A depressão Kristin atingiu Portugal com ventos que chegaram a quase 150 km/h, provocando mortes, feridos e deixando milhares de pessoas sem eletricidade. Autoridades classificaram o fenômeno como “ciclogênese explosiva”, um tipo de tempestade que tem se tornado cada vez mais frequente e tende a ser cada vez mais intensa. Em Nazaré, o surfista capixaba Will Santana relata a morte de cinco pessoas. O big rider Nick Von Rupp também se manifestou no Instagram para revelar sua surpresa com a intensidade do ciclone.   Ver essa foto no Instagram  

Um post compartilhado por Nic von Rupp (@nicvonrupp)

A depressão Kristin deixou um rasto de destruição em todo o país, após uma madrugada marcada por chuva intensa e vento que atingiu os 150 km/h. Há mortes e feridos a lamentar e a queda de árvores e de estruturas provocou muitos problemas na circulação e deixou milhares de habitações sem eletricidade, num inverno que está marcado pela sucessão de várias tempestades em Portugal. O Instituto Português do Mar e da Atmosfera (IPMA) classificou a depressão Kristin como um caso de “ciclogênese explosiva”. Mas em que consiste exatamente este fenômeno?   Ver essa foto no Instagram  

Um post compartilhado por Gigantes de Nazaré 🌊🎥 (@gigantesdenazare)

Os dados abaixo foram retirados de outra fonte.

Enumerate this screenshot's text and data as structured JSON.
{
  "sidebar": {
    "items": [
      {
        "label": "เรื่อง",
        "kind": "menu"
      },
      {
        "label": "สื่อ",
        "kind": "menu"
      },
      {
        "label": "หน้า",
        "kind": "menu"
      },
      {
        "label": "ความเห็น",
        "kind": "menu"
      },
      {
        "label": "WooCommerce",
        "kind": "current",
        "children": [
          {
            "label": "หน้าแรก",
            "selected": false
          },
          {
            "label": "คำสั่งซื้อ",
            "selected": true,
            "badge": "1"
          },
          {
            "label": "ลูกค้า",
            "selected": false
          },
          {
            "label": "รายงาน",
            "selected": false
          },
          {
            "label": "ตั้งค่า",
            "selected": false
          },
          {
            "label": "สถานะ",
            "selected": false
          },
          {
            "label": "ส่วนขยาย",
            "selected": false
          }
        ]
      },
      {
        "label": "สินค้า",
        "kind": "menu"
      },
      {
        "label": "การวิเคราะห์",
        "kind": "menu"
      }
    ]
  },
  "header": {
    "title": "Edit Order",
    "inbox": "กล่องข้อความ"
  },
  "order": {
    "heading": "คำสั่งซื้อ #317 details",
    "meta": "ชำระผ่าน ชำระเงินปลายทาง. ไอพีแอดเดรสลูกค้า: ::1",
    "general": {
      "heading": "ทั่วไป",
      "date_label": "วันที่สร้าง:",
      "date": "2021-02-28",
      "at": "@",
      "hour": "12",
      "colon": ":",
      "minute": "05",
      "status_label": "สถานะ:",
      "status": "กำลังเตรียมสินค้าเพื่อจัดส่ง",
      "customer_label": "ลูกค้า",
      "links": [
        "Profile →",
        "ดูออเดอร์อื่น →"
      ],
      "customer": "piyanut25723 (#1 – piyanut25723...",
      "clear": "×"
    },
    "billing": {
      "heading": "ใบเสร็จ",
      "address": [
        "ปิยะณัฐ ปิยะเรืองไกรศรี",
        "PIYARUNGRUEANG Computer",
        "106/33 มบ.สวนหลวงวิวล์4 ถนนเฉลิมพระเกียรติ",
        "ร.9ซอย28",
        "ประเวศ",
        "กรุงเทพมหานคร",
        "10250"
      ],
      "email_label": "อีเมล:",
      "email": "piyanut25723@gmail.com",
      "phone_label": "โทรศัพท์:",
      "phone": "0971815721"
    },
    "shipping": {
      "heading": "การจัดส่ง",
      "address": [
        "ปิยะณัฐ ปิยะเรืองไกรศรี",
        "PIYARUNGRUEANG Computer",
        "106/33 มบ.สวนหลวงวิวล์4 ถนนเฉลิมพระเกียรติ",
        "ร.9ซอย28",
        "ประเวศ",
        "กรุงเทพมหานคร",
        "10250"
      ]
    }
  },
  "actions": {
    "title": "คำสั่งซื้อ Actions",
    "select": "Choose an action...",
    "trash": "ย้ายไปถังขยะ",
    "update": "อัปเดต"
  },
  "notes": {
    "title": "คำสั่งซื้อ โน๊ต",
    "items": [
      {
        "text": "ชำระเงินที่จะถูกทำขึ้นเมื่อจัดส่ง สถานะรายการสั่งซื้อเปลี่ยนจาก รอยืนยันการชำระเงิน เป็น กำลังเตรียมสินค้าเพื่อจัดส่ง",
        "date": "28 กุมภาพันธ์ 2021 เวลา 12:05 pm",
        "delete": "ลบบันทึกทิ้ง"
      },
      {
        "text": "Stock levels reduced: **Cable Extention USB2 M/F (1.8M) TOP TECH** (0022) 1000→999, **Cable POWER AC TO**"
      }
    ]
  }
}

O que é a “ciclogênese explosiva”? Este termo se refere a um processo em que uma depressão intensifica-se de forma muito rápida devido a uma queda abrupta da pressão atmosférica no seu centro num período de 24 horas. Este fenômeno está associado ao desenvolvimento de ventos muito fortes e chuva intensa, e traduz-se em tempestades de grande energia e impacto. Pode ser referido como “bomba meteorológica” ou “ciclone-bomba”. Não se trata de um fenômeno novo em Portugal nem no resto do mundo, sendo recorrente, sobretudo durante os meses de outono e inverno. São semelhantes a furacões, mas ocorrem principalmente nas épocas mais frias e com maior frequência sobre os oceanos. De acordo com a página da EBSCO, as tempestades formam-se quando massas de ar quente e frio se encontram. A presença de correntes de jato ("jet stream", em inglês) fortes e correntes oceânicas quentes contribui para a sua formação. Este fenômeno provoca alterações significativas na pressão atmosférica, que podem originar ventos fortes, precipitação intensa ou mesmo cheias, dependendo das condições de temperatura. Este tipo de fenômenos tem-se tornado cada vez mais frequente e tende a ser mais intenso, como explicou Filipe Duarte Santos, especialista na área das alterações climáticas, em entrevista à SIC Notícias. Por outro lado, as "ciclogêneses explosivas" são difíceis de prever devido à rapidez com que se intensificam.   Ver essa foto no Instagram  

Um post compartilhado por MEOBeachcam (@meobeachcam)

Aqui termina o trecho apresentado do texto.